The government is wary of over-regulating new technologies such as artificial intelligence and will resist making ethics standards and codes mandatory for Australian businesses, Digital Economy minister Jane Hume says.
In an address to the Committee for Economic Development of Australia (CEDA), Senator Hume said the federal government would play an enabling role in accelerating the growth of artificial intelligence, along with setting standards in terms of ethics.
“AI, along with other digital technologies, will play an increasingly important role in our economy and society over the next decade and beyond,” Senator Hume said.
“As we continue to vault forward in this space, government has a pivotal role to play as an enabler, and as a standard setter – particularly in regards to ethics.
“The government has a significant responsibility … to ensure that AI, as an industry as well as a technology, has every chance to flourish, making sure we have the right settings, skills and expertise in place to ensure Australia is a global forerunner.”

The May budget allocated $124 million to artificial intelligence initiatives, including $50 million for a National AI Intelligence Centre within CSIRO and $34 million in grants for AI projects addressing national challenges.

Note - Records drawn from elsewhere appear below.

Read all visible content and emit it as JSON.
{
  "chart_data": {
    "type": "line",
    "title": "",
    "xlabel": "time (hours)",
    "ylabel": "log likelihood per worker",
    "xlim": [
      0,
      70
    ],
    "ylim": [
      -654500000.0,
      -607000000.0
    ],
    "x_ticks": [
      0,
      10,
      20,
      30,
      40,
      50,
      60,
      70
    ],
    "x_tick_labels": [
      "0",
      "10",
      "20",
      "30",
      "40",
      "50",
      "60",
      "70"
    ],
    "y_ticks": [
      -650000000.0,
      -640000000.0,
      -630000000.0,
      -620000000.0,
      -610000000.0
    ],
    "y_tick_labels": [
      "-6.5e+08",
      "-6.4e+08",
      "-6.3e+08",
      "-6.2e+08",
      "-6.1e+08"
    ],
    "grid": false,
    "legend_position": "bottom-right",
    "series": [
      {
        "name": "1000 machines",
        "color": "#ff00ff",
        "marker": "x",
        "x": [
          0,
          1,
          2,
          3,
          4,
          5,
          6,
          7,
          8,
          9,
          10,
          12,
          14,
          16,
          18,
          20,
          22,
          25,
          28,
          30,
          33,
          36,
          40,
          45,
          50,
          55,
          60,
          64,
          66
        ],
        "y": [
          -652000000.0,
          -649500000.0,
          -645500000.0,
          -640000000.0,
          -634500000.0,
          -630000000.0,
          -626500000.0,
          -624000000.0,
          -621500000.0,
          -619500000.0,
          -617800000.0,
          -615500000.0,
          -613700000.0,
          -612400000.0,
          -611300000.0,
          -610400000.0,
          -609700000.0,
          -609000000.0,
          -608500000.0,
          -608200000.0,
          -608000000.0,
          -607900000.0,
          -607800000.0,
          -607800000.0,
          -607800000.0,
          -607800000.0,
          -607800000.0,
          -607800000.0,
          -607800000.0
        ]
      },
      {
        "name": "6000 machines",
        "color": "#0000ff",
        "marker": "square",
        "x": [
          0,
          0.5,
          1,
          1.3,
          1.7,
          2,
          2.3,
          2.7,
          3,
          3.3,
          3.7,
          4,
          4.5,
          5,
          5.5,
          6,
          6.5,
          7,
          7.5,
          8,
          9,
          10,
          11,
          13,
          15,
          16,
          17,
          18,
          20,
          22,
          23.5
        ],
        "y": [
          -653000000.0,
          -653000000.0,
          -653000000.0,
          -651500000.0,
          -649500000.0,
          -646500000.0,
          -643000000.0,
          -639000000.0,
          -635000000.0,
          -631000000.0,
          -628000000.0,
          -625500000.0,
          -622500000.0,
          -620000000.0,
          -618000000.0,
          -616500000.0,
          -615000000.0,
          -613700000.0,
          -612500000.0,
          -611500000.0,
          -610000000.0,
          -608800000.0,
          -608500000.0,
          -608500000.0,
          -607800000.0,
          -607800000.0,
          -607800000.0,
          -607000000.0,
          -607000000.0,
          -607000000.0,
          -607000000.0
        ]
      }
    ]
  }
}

The Coalition has also unveiled AI ethics principles, with eight guiding principles “designed to help achieve safer and more reliable outcomes for all Australians”.
These principles and other standards around AI are currently entirely voluntary for Australian businesses, and Senator Hume said the government will avoid making them mandatory.
“I obviously would rather have a voluntary code where industry has the input to what’s in the code. We want industry to adopt it themselves, but because we’re not dealing with one industry, that makes it much harder,” she said.
“The ethics principles are kind of universal. There’s nothing in there people would feel uncomfortable with, there’s nothing too prescription and there’s nothing in there that’s particularly onerous.”
Senator Hume said the government would look at as few new regulations on tech businesses as possible.
“Our regulations certainly have to be flexible enough to accommodate technological changes, but we want to make sure there’s nothing in regulations and legislation that prevents the advancements of technology,” Senator Hume said.
“Building new regulations for technology, unless we can see the use cases for it, it’s something we’d be reluctant to do, to over-regulate and over-prescribe.”
There are already existing laws and regulations that can govern new technologies such as AI, she said.
“There’s more we can do with the regulatory framework. There are already privacy laws, consumer laws, a Data Commissioner and a Privacy Commissioner. These guardrails already sit around the way we run our businesses,” Senator Hume said.
“AI is simply a technology that’s being imposed upon existing businesses. It’s important that while technology is being used to solve problems, the problems themselves haven’t really changed.”
Also speaking at the CEDA event, Microsoft corporate affairs director Belinda Dennett said now is the time to build a social licence around AI.
“We’re still in that window, but we don’t have long. The key to building alignment is in establishing trust, and that’s built in open dialogue,” Ms Dennett said.
“Governments should seek to lower the barrier to AI adoption and provide an enabling regulatory environment, and be leaders in the responsible use of AI.”